2015年11月5日木曜日

帯状疱疹後神経痛と治療-3


 アシクロビル、ビダラビン、バラシクロビルやファムシクロビルなどの抗ウイルス薬が有効で、点滴・内服による治療により治癒までの期間短縮が期待できます。ただし、抗ウイルス薬は水痘・帯状疱疹ウイルスの増殖抑制効果しかなく、病初期に投与しないと効果が期待できません。よって、症状を緩和する効果が主となります。同時に安静にして体力を回復することも大切です。適切な治療が行われれば、早ければ1週間ほどで水ぶくれはかさぶたになり治癒します。程度により水疱部が瘢痕化することもあります。

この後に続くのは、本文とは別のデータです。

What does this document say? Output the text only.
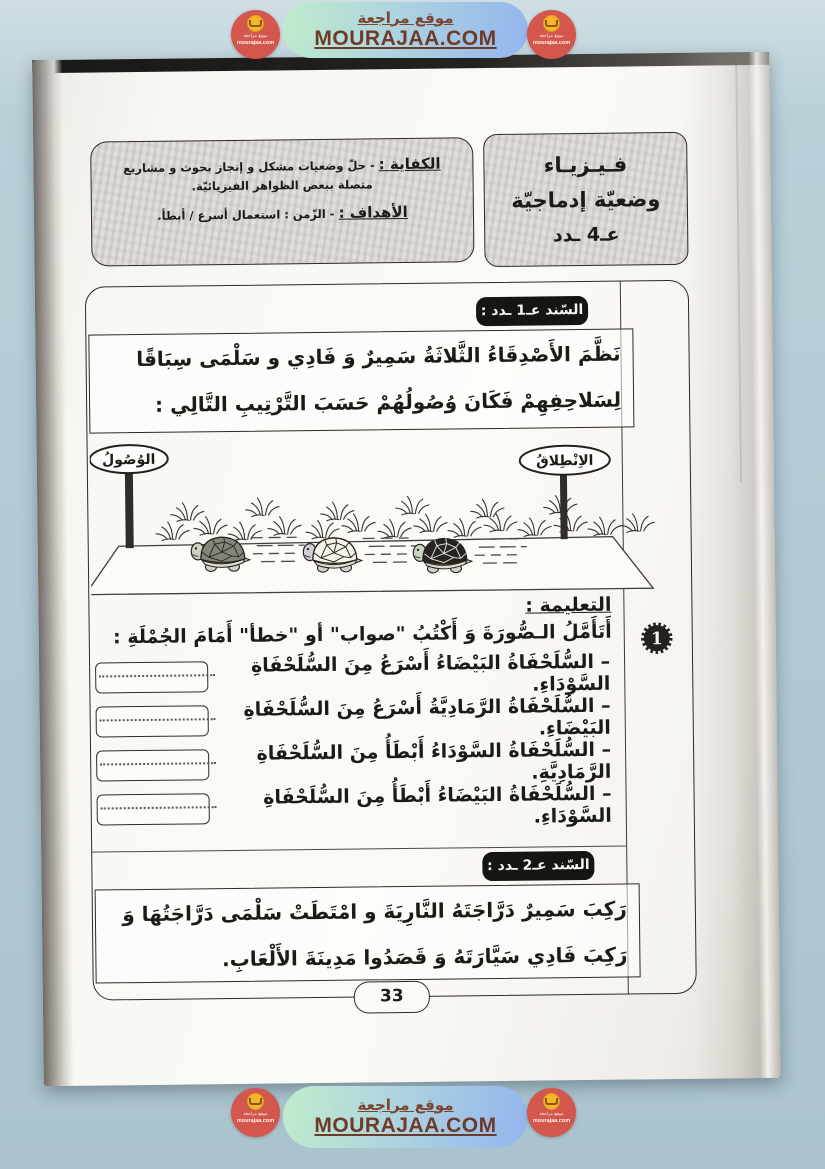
موقع مراجعة
MOURAJAA.COM
موقع مراجعة
mourajaa.com
موقع مراجعة
mourajaa.com

الكفاية : - حلّ وضعيات مشكل و إنجاز بحوث و مشاريع متصلة ببعض الظواهر الفيزيائيّة.

الأهداف : - الزّمن : استعمال أسرع / أبطأ.

فـيـزيـاء
وضعيّة إدماجيّة
عـ4 ـدد
السّند عـ1 ـدد :
نَظَّمَ الأَصْدِقَاءُ الثَّلاثَةُ سَمِيرٌ وَ فَادِي و سَلْمَى سِبَاقًا لِسَلاحِفِهِمْ فَكَانَ وُصُولُهُمْ حَسَبَ التَّرْتِيبِ التَّالِي :
الوُصُولُ	الاِنْطِلاقُ
التعليمة :
أَتَأَمَّلُ الـصُّورَةَ وَ أَكْتُبُ "صواب" أو "خطأ" أَمَامَ الجُمْلَةِ :
– السُّلَحْفَاةُ البَيْضَاءُ أَسْرَعُ مِنَ السُّلَحْفَاةِ السَّوْدَاءِ.
– السُّلَحْفَاةُ الرَّمَادِيَّةُ أَسْرَعُ مِنَ السُّلَحْفَاةِ البَيْضَاءِ.
– السُّلَحْفَاةُ السَّوْدَاءُ أَبْطَأُ مِنَ السُّلَحْفَاةِ الرَّمَادِيَّةِ.
– السُّلَحْفَاةُ البَيْضَاءُ أَبْطَأُ مِنَ السُّلَحْفَاةِ السَّوْدَاءِ.
1
السّند عـ2 ـدد :
رَكِبَ سَمِيرٌ دَرَّاجَتَهُ النَّارِيَةَ و امْتَطَتْ سَلْمَى دَرَّاجَتُهَا وَ رَكِبَ فَادِي سَيَّارَتَهُ وَ قَصَدُوا مَدِينَةَ الأَلْعَابِ.
33
موقع مراجعة
MOURAJAA.COM
موقع مراجعة
mourajaa.com
موقع مراجعة
mourajaa.com
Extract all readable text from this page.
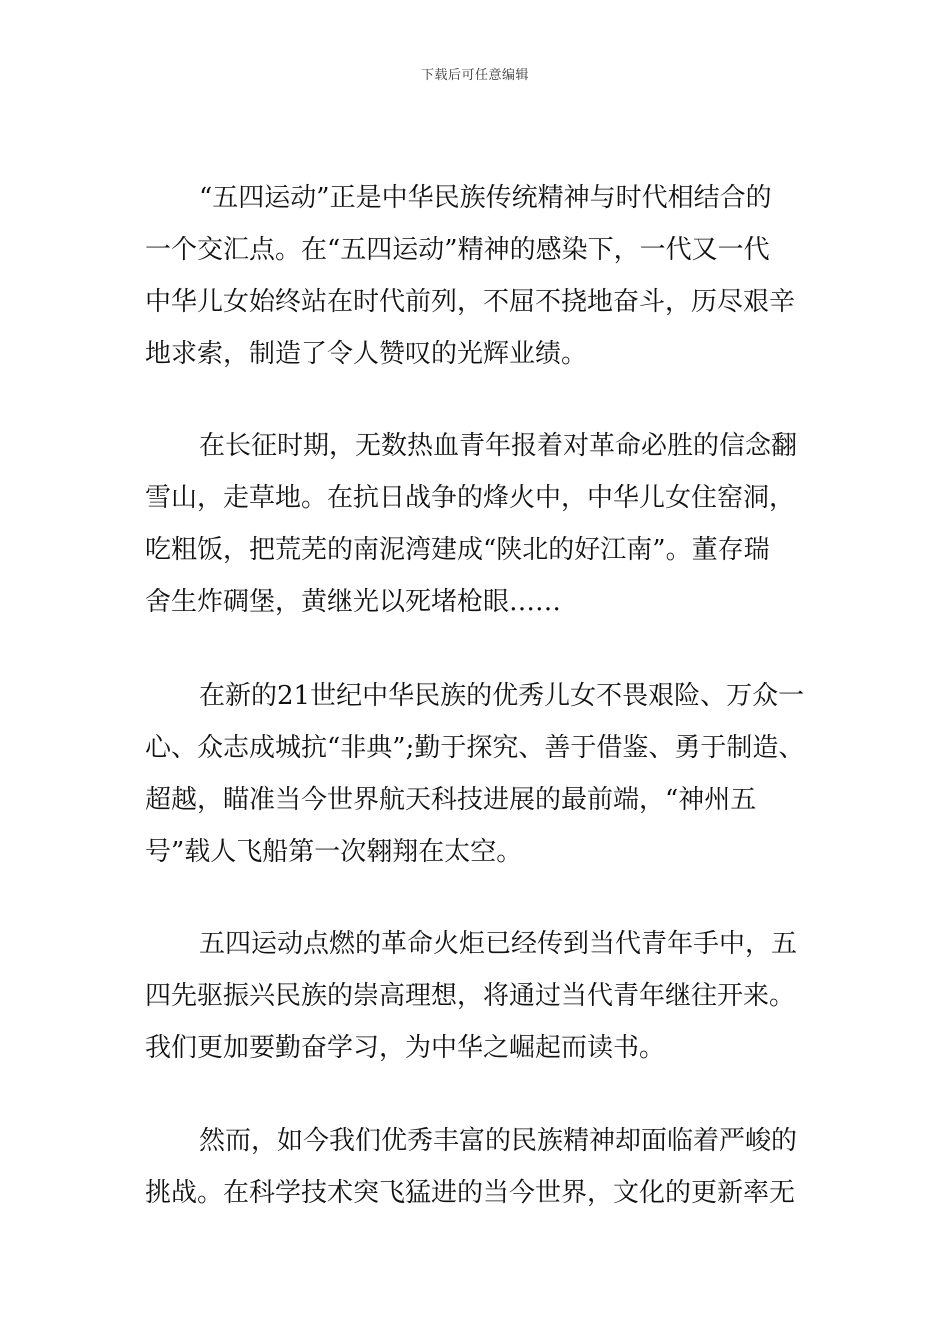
下载后可任意编辑
“五四运动”正是中华民族传统精神与时代相结合的
一个交汇点。在“五四运动”精神的感染下，一代又一代
中华儿女始终站在时代前列，不屈不挠地奋斗，历尽艰辛
地求索，制造了令人赞叹的光辉业绩。
在长征时期，无数热血青年报着对革命必胜的信念翻
雪山，走草地。在抗日战争的烽火中，中华儿女住窑洞，
吃粗饭，把荒芜的南泥湾建成“陕北的好江南”。董存瑞
舍生炸碉堡，黄继光以死堵枪眼……
在新的21世纪中华民族的优秀儿女不畏艰险、万众一
心、众志成城抗“非典”;勤于探究、善于借鉴、勇于制造、
超越，瞄准当今世界航天科技进展的最前端，“神州五
号”载人飞船第一次翱翔在太空。
五四运动点燃的革命火炬已经传到当代青年手中，五
四先驱振兴民族的崇高理想，将通过当代青年继往开来。
我们更加要勤奋学习，为中华之崛起而读书。
然而，如今我们优秀丰富的民族精神却面临着严峻的
挑战。在科学技术突飞猛进的当今世界，文化的更新率无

神経痛様疼痛は、治癒した後も後遺症として残ることがあります。眼と関係する顔面神経で神経痛様疼痛が発症した際に、適切な治療をしなければ視力に影響が出ることがあります。神経痛様疼痛に対する治療法は確立していませんので必要に応じ対症療法として神経節ブロック、理学療法、非ステロイド性抗炎症薬、抗うつ剤、抗けいれん薬、レーザー治療などによって対処することになります。帯状疱疹後神経痛の治療法具体例として以下のようなものが挙げられます。(※印は保険適応外)

薬物療法
ワクシニアウィルス接種家兎皮膚抽出液(ノイロトロピン®
抗うつ薬(アミトリプチリンなど)
非ステロイド性抗炎症薬(アセトアミノフェンなど)
漢方薬(桂枝加朮附湯など)
塩酸メキシレチン
プレガバリン(20104月、新薬が承認され、一定の効果を上げている)
局所療法
カプサイシン、アスピリン、硝酸イソソルビドなど外用
神経ブロック
イオントフォレーシス
低出力レーザー

帯状疱疹の出現している時の急性期疼痛に対しては、アセトアミノフェン、リン酸コデイン、アミトリプチリンが欧米で使用されているようです。また、副腎皮質ステロイドの全身投与も急性期の疼痛を除去する作用があります。アミトリプチリンは日本では保険適用外の抗うつ薬ですが、早期に投与することにより帯状疱疹後神経痛を予防する事が出来るというデータがあります。そのために特に60歳以上の患者に対して使用されているようです。